Seperti di film Up! Saya merasa ada banyak balon yang membawa saya terbang, mengitari Lengkong Kulon, dan pemberhentian pertama adalah PAUD Az-Zahra. Oh iya, saat pertama kali masuk area desa ini, saya merasa ada di film Up, cerita tentang Paman Carl bersama Russel yang terbang dengan ribuan balon, membawa rumahnya sampai menemukan mimpi di masa lalunya. Apa samanya? Ruman Paman Carl berada di antara gedung-gedung tinggi, ia menolak untuk digusur karena kenangannya terlalu banyak dengan rumah itu. Lengkong Kulon demikian, tembok-tembok sudah menjadi batas wilayahnya menggantikan sawah yang sudah menjelma menjadi komplek perumahan.


Tak jauh, hanya beberapa menit berjalan saya sudah sampai di PAUD. Musik mulai terdengar, disusul dengan mata yang mulai melihat anak-anak berjoget menyambut kedatangan saya dan teman-teman blogger lainnya. Entahlah, kalau bukan acara 17an, kapan lagi saya bisa melihat anak-anak ini menari, orang tua harusnya mulai sadar, cukup sudah menjadikan mereka nampak ‘konyol’ di sosial media, karena mereka bisa menjadi dirinya sendiri di dunia nyata.


PAUD Az- Zahra terdiri dari 2 lantai. Tapi sebelum melihat keadaan dalamnya, saya disapa terlebih dahulu oleh Taman Toga, yang tanamannya ditanam oleh para siswa, bangga banget ketika tahu hal itu, cara yang tepat untuk anak-anak belajar memelihara lingkungan. Lantai pertama didominasi dengan beberapa kantor guru, dan kemudian naik ke lantai 2 saya langsung tambah senang, melihat ada deretan sikat gigi dan gelasnya, peralatan bersih-bersih gigi, yang membuat anak-anak sadar akan pentingnya menjaga kesehatan gigi sejak kecil. Program ini saya rasa tepat menjadi bagian PAUD, kenapa? karena anak kecil sejatinya memiliki jiwa berkompetisi, dan ketika melihat anak lainnya sikat gigi, kemungkinan besar anak lainnya pasti ikutan, terlepas dari mereka memang ingin melakukannya atau hanya ‘ikut-ikutan’.



Lanjut! Saya yakin saya harus lanjut! Karena desa ini masih punya satu keunikan yang membuat saya tercengang. Beneran saya suka banget konsep keuinikan yang satu ini. Aksi, warga di desa ini benar-benar nyata, saya berharap banget wilayah rumah saya punya aksi seperti ini. Sambil menelusuri jalan saya menngok kanan-kiri, banyak tukang-tukang jajanan, persisi seperti kampung saya dulu, and i love it. Tak pelu berpikir lama, saya langusng jajan, hehe.

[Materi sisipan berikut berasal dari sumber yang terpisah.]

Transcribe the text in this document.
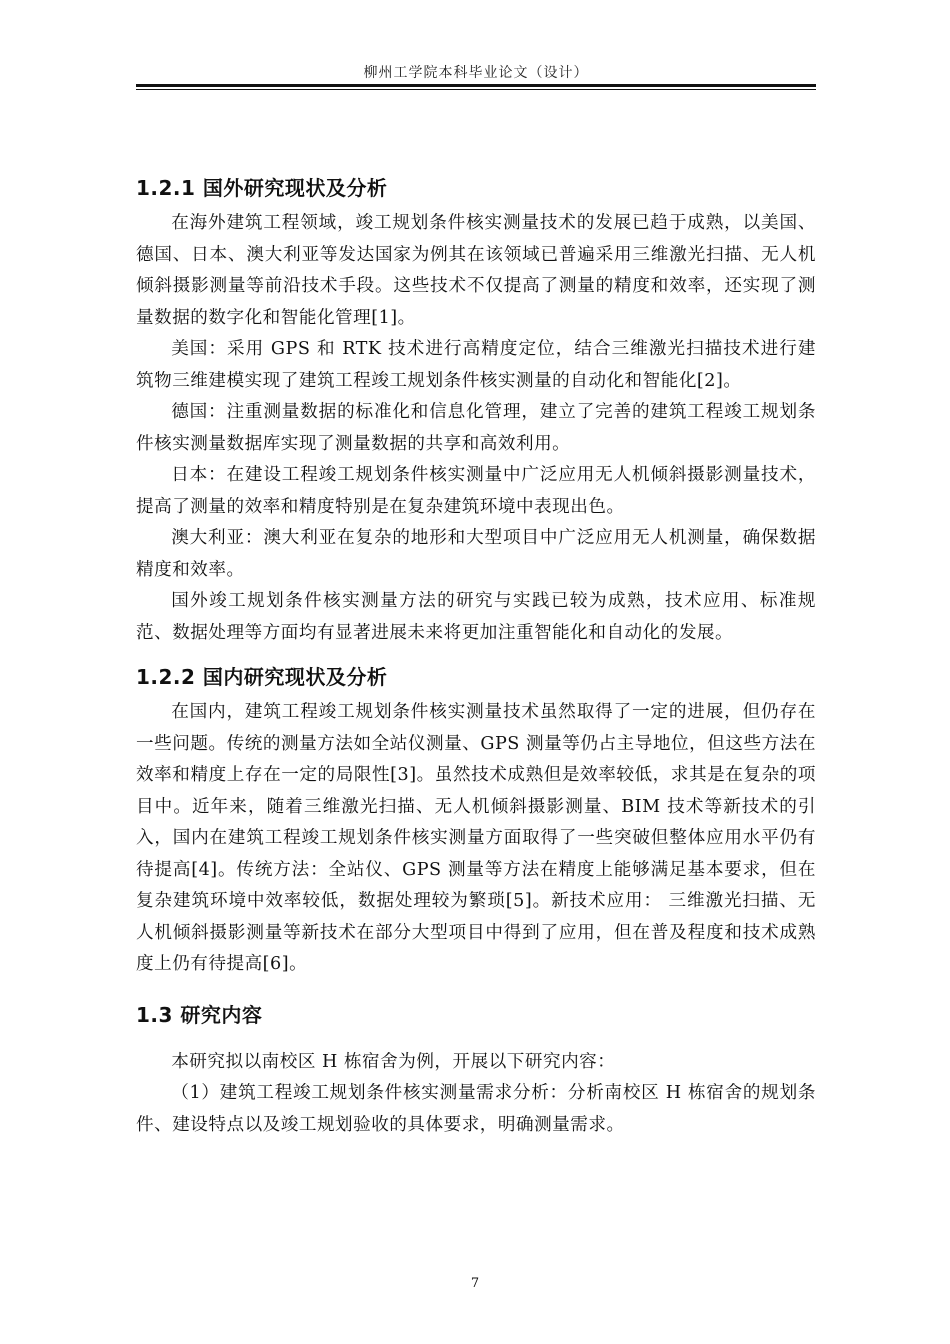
柳州工学院本科毕业论文（设计）
1.2.1 国外研究现状及分析

在海外建筑工程领域，竣工规划条件核实测量技术的发展已趋于成熟，以美国、德国、日本、澳大利亚等发达国家为例其在该领域已普遍采用三维激光扫描、无人机倾斜摄影测量等前沿技术手段。这些技术不仅提高了测量的精度和效率，还实现了测量数据的数字化和智能化管理[1]。

美国：采用 GPS 和 RTK 技术进行高精度定位，结合三维激光扫描技术进行建筑物三维建模实现了建筑工程竣工规划条件核实测量的自动化和智能化[2]。

德国：注重测量数据的标准化和信息化管理，建立了完善的建筑工程竣工规划条件核实测量数据库实现了测量数据的共享和高效利用。

日本：在建设工程竣工规划条件核实测量中广泛应用无人机倾斜摄影测量技术，提高了测量的效率和精度特别是在复杂建筑环境中表现出色。

澳大利亚：澳大利亚在复杂的地形和大型项目中广泛应用无人机测量，确保数据精度和效率。

国外竣工规划条件核实测量方法的研究与实践已较为成熟，技术应用、标准规范、数据处理等方面均有显著进展未来将更加注重智能化和自动化的发展。

1.2.2 国内研究现状及分析

在国内，建筑工程竣工规划条件核实测量技术虽然取得了一定的进展，但仍存在一些问题。传统的测量方法如全站仪测量、GPS 测量等仍占主导地位，但这些方法在效率和精度上存在一定的局限性[3]。虽然技术成熟但是效率较低，求其是在复杂的项目中。近年来，随着三维激光扫描、无人机倾斜摄影测量、BIM 技术等新技术的引入，国内在建筑工程竣工规划条件核实测量方面取得了一些突破但整体应用水平仍有待提高[4]。传统方法：全站仪、GPS 测量等方法在精度上能够满足基本要求，但在复杂建筑环境中效率较低，数据处理较为繁琐[5]。新技术应用： 三维激光扫描、无人机倾斜摄影测量等新技术在部分大型项目中得到了应用，但在普及程度和技术成熟度上仍有待提高[6]。

1.3 研究内容

本研究拟以南校区 H 栋宿舍为例，开展以下研究内容：

（1）建筑工程竣工规划条件核实测量需求分析：分析南校区 H 栋宿舍的规划条件、建设特点以及竣工规划验收的具体要求，明确测量需求。

7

Sampailah saya di pemakaman. Iya, kuburan, persemayaman terakhir kita. Saya kaget, mau ngapain ke pemakaman? Dan ternyata di sini ada wisata tersembunyi nan berfaedah dari Desa Lengkong Kulon, wujud nyata dari pilar lingkungan CSR Astra. Kebun Sabilulungan namanya, tanah seluas 300 meter persegi yang berada tepat di sebelah deretan makam warga sekitar berhasil dimaksimalkan oleh warga dengan bantuan mahasiswa Universitas Indonesia.

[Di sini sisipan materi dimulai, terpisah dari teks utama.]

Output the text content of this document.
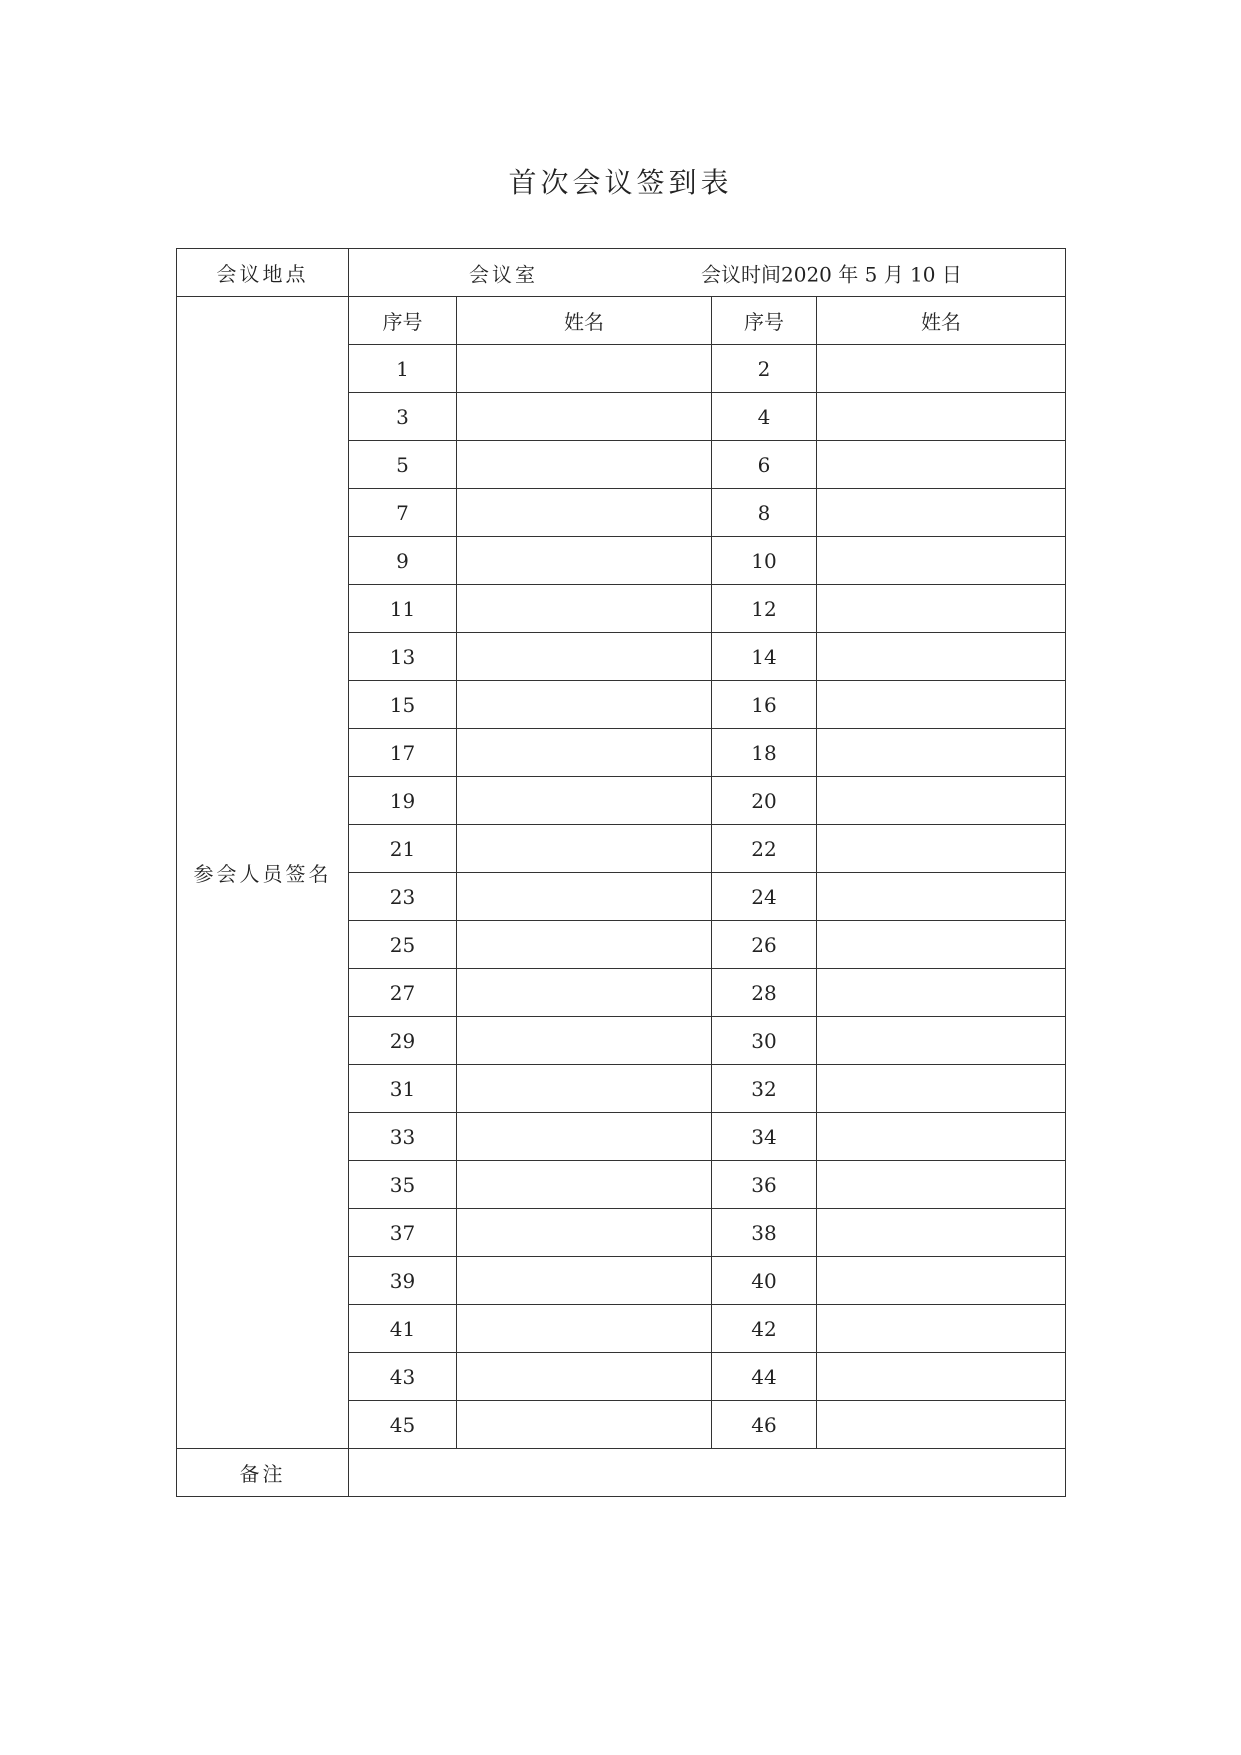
首次会议签到表
会议地点	会议室 会议时间2020 年 5 月 10 日			

参会人员签名	序号	姓名	序号	姓名
	1		2	
	3		4	
	5		6	
	7		8	
	9		10	
	11		12	
	13		14	
	15		16	
	17		18	
	19		20	
	21		22	
	23		24	
	25		26	
	27		28	
	29		30	
	31		32	
	33		34	
	35		36	
	37		38	
	39		40	
	41		42	
	43		44	
	45		46	
备注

Dalam hal ini, Astra melalui program CSRnya juga memberikan beberapa peralatan ekowisata yang semakin membuat anak-anak tertarik untuk mengenal lingkungan. Jujur, saya langsung membayangkan saya bisa ikutan main dengan anak-anak, belajar menanam, menyiram hingga memelihara kebun, dan bisa jadi memotivasi saya untuk memiliki kebun sendiri di rumah, hehe.




Duh, Saya Kangen Saat-Saat Seperti Ini!

Tak terasa waktu berlalu. Sudah hampir jam makan siang ternyata, sengat matahari juga semakin terasa di kulit. Saat berjalan kembali menuju Masjid Al Istiqomah, keramaian kembali terlihat, ternyata itu bentuk nyata pilar CSR kewirausahaan dari Astra, sebuah program keberlanjutan melalui bisnis kolektif berbentuk koperasi.

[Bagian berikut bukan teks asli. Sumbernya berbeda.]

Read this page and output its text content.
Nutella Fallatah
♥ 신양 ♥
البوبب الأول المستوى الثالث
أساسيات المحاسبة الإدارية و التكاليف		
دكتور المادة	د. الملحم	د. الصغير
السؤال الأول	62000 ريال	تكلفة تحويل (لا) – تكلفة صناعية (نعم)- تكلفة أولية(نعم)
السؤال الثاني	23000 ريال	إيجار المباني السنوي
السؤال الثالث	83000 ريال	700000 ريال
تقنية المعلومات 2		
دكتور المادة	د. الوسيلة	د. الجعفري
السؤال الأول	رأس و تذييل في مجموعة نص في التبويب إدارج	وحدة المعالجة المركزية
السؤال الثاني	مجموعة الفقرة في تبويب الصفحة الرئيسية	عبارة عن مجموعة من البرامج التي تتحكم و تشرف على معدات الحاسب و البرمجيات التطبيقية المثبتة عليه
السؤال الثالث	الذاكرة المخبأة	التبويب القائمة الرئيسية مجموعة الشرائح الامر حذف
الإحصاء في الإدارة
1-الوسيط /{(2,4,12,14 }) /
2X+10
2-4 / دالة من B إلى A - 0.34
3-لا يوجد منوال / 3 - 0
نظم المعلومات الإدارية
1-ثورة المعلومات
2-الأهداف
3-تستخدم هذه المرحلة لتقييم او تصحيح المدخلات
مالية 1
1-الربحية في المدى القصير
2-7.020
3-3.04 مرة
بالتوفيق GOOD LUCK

Kalau kalian sudah membaca tulisan ini hingga akhir, pasti kalian tahu kalau sudah ada 4 pilar yang saya sebutkan, diantaranya Pilar Kesehatan, Pilar Pendidikan, Pilar Lingkungan, dan Pilar Kewirausahaan. Keempat pilar inilah yang membuat Desa Lengkong Kulon menjadi bagian dari Kampung Berseri Astra, sebuah program CSR dari Astra yang diimplementasikan kepada masyarakat dengan konsep pengembangan pilar-pilar tersebut.



Baru berjalan satu tahun. Saya cukup kaget dengan hasil yang saya lihat siang itu. Kampung Berseri Astra pada pilar kewirausahaan semakin saya rasakan efeknya ketika melihat hasil-hasil yang warga sekitar buat, mulai dari alat-alat masak, jus, buah-buahan, hingga snack-snack khas Lengkong Kulon. Dan saya semakin lapar siang itu. Gerobak Kewirausahaan KBA Lengkong Kulon, tulisan itu terlihat dan semakin membuat saya bangga. Kira-kira mau jualan apa ya.....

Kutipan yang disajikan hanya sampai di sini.